Thanks to the preservation, restoration, maintenance, and research work, you are even able to walk on the stairs which are already 500 years old. I strongly recommend people who are interested in archaeology, religion, or those who simply wanna know how the nuns or priests have been living since 1200 years ago, to visit this ancient but lively, mysterious but holly, famous but peaceful convent.
Parc Naziunal Svizzer
Admittedly, it takes quite some time to arrive at the convent. It takes more than 3 hours either by train or by car but the last forth of the journey is actually rather beautiful because you need to go through the Parc Naziunal Svizzer either by post bus or car if you drive by yourself. I actually enjoyed the whole journey as I’ve mentioned before, almost all the train routes in Switzerland are usually accompanied by mountains and lakes and it’s always pleasant to spend time on the way. The only thing I didn’t like was that I needed to change 3 times and it was a bit of fuss. However, the convent is in deed located at the extreme north-east side of Switzerland, I guess it is necessary to go through all the trouble to visit such a holy place.

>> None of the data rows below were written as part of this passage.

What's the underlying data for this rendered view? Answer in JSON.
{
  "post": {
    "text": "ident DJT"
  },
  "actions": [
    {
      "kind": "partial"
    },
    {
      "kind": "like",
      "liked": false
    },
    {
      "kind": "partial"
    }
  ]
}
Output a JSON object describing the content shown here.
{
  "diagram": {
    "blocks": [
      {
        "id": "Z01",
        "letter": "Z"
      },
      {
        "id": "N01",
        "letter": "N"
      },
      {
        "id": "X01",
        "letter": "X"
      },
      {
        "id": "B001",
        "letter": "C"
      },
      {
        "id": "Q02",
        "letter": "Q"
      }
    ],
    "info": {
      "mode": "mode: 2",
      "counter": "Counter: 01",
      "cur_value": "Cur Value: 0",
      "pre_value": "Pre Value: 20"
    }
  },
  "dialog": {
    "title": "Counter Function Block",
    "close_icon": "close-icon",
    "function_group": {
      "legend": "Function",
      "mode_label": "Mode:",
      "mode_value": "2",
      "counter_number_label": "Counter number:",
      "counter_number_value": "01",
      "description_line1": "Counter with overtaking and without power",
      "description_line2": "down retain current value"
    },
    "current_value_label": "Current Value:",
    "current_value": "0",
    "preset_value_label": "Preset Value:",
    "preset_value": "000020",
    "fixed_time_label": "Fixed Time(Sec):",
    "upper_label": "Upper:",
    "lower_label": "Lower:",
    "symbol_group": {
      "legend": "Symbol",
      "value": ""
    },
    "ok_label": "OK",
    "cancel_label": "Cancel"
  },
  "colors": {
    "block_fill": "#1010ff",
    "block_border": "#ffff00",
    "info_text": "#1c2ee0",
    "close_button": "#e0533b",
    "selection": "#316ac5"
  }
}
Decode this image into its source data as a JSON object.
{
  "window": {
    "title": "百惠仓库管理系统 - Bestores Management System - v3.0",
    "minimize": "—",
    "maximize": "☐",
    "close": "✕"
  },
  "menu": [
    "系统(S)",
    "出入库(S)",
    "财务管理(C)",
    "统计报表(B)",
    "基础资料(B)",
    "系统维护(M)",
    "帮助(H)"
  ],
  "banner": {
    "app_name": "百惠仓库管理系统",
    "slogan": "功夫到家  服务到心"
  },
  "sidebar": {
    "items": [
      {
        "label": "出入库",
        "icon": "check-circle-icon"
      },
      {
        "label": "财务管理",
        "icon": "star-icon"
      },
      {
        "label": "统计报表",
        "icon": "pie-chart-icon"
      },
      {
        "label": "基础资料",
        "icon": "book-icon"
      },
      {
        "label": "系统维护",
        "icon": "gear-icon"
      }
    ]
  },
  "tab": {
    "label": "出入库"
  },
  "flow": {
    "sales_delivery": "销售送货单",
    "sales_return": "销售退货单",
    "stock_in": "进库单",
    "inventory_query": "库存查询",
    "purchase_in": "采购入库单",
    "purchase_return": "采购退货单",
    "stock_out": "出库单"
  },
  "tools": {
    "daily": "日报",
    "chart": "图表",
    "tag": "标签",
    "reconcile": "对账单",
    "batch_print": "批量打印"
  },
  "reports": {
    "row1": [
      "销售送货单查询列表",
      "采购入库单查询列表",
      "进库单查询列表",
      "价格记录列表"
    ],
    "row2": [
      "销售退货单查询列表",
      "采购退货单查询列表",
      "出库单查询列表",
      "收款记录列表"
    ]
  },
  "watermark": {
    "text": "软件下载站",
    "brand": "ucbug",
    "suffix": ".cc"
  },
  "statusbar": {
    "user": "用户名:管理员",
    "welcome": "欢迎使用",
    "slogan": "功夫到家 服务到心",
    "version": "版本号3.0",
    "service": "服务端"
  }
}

Of course, in the nation park you can do hiking, cycling, swimming or skiing. Even though it takes quite sone time on the way, it’s easy to make the whole trip in one day. I suggest around 2 hours for the convent and if you get up early, you can of course spend some additional time doing some sports in the national park.
Want a spiritual escape from your busy life? Kloster St. Johann Müstair is your destination.